-
Notifications
You must be signed in to change notification settings - Fork 1
EDCMON
The Energy Data Center Monitor is a new EAR service for Data Center monitoring. In particular, it targets elements different than computational nodes which are already monitored by the EARD running in compute nodes. However, whereas the EARDs monitor (among others) DC node power, the EDCMON service targets (eventhough it's not limited to) AC power. Because of that reason, the EDCMON main goal is to include all the power consumer components in a Data Center (Compute nodes, Network, Storage, Management).
EDCMON is 100% configurable and extensible since it uses an EAR framework named Plugin Manager which allows to load as many plugins as needed, which specific frequencies , dependencies among them and to share data between them.
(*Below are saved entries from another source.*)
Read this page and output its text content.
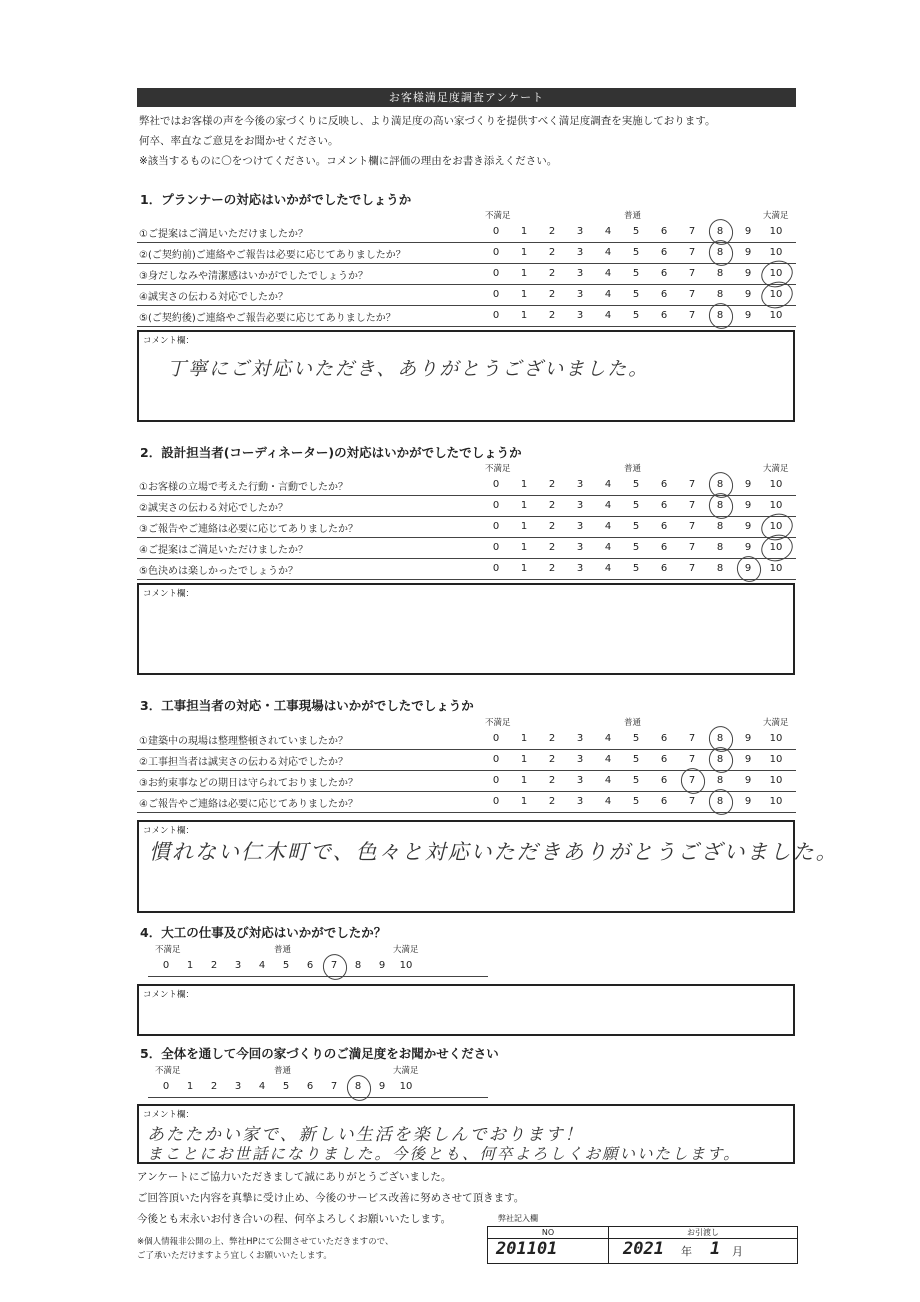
お客様満足度調査アンケート
弊社ではお客様の声を今後の家づくりに反映し、より満足度の高い家づくりを提供すべく満足度調査を実施しております。
何卒、率直なご意見をお聞かせください。
※該当するものに〇をつけてください。コメント欄に評価の理由をお書き添えください。
1．プランナーの対応はいかがでしたでしょうか
不満足	普通	大満足
①ご提案はご満足いただけましたか？	0	1	2	3	4	5	6	7	8	9	10
②(ご契約前)ご連絡やご報告は必要に応じてありましたか？	0	1	2	3	4	5	6	7	8	9	10
③身だしなみや清潔感はいかがでしたでしょうか？	0	1	2	3	4	5	6	7	8	9	10
④誠実さの伝わる対応でしたか？	0	1	2	3	4	5	6	7	8	9	10
⑤(ご契約後)ご連絡やご報告必要に応じてありましたか？	0	1	2	3	4	5	6	7	8	9	10
コメント欄：
丁寧にご対応いただき、ありがとうございました。
2．設計担当者(コーディネーター)の対応はいかがでしたでしょうか
不満足	普通	大満足
①お客様の立場で考えた行動・言動でしたか？	0	1	2	3	4	5	6	7	8	9	10
②誠実さの伝わる対応でしたか？	0	1	2	3	4	5	6	7	8	9	10
③ご報告やご連絡は必要に応じてありましたか？	0	1	2	3	4	5	6	7	8	9	10
④ご提案はご満足いただけましたか？	0	1	2	3	4	5	6	7	8	9	10
⑤色決めは楽しかったでしょうか？	0	1	2	3	4	5	6	7	8	9	10
コメント欄：
3．工事担当者の対応・工事現場はいかがでしたでしょうか
不満足	普通	大満足
①建築中の現場は整理整頓されていましたか？	0	1	2	3	4	5	6	7	8	9	10
②工事担当者は誠実さの伝わる対応でしたか？	0	1	2	3	4	5	6	7	8	9	10
③お約束事などの期日は守られておりましたか？	0	1	2	3	4	5	6	7	8	9	10
④ご報告やご連絡は必要に応じてありましたか？	0	1	2	3	4	5	6	7	8	9	10
コメント欄：
慣れない仁木町で、色々と対応いただきありがとうございました。
4．大工の仕事及び対応はいかがでしたか？
不満足	普通	大満足
0	1	2	3	4	5	6	7	8	9	10
コメント欄：
5．全体を通して今回の家づくりのご満足度をお聞かせください
不満足	普通	大満足
0	1	2	3	4	5	6	7	8	9	10
コメント欄：
あたたかい家で、新しい生活を楽しんでおります！
まことにお世話になりました。今後とも、何卒よろしくお願いいたします。
アンケートにご協力いただきまして誠にありがとうございました。
ご回答頂いた内容を真摯に受け止め、今後のサービス改善に努めさせて頂きます。
今後とも末永いお付き合いの程、何卒よろしくお願いいたします。
※個人情報非公開の上、弊社HPにて公開させていただきますので、
ご了承いただけますよう宜しくお願いいたします。
弊社記入欄
NO	お引渡し
201101	2021 年 1 月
These plugins can communicate with each other through a tag (naming) system. The tag is a free text specified in the plugin code and is used as reference to specify dependencies, data sharing etc.
EDCMON parameters are:
Usage: ./edcmon [OPTIONS]
Options:
--plugins List of comma separated plugins to load.
--paths List of comma separated priority paths to search plugins.
--verbose Show how the things are going internally.
--silence Hide messages returned by plugins.
--monitor Period at which the plugin wake ups for monitoring. Def=100 ms
--relax Period to be used during low monitoring periods. Def=100 ms
--help If you see it you already typed --help.
This is an example of the executable arguments and its format:
edcmon --monitor=1000 --relax=1000 --plugins=nodesensors.so:30000+nodesensors_report.so:30000:nodesensor_log+nodesensors_alerts.so:30000:log --verbose
This example shows the default configuration used by EAR when the edcmon service is deployed. This case configures a monitoring period of 1 second and it loads three plugins (separated by character +):
- nodesensors: monitoring plugin based on Lenovo Confluent software. Reads specified sensors every 30 seconds. Exposes "nodesensors" tag.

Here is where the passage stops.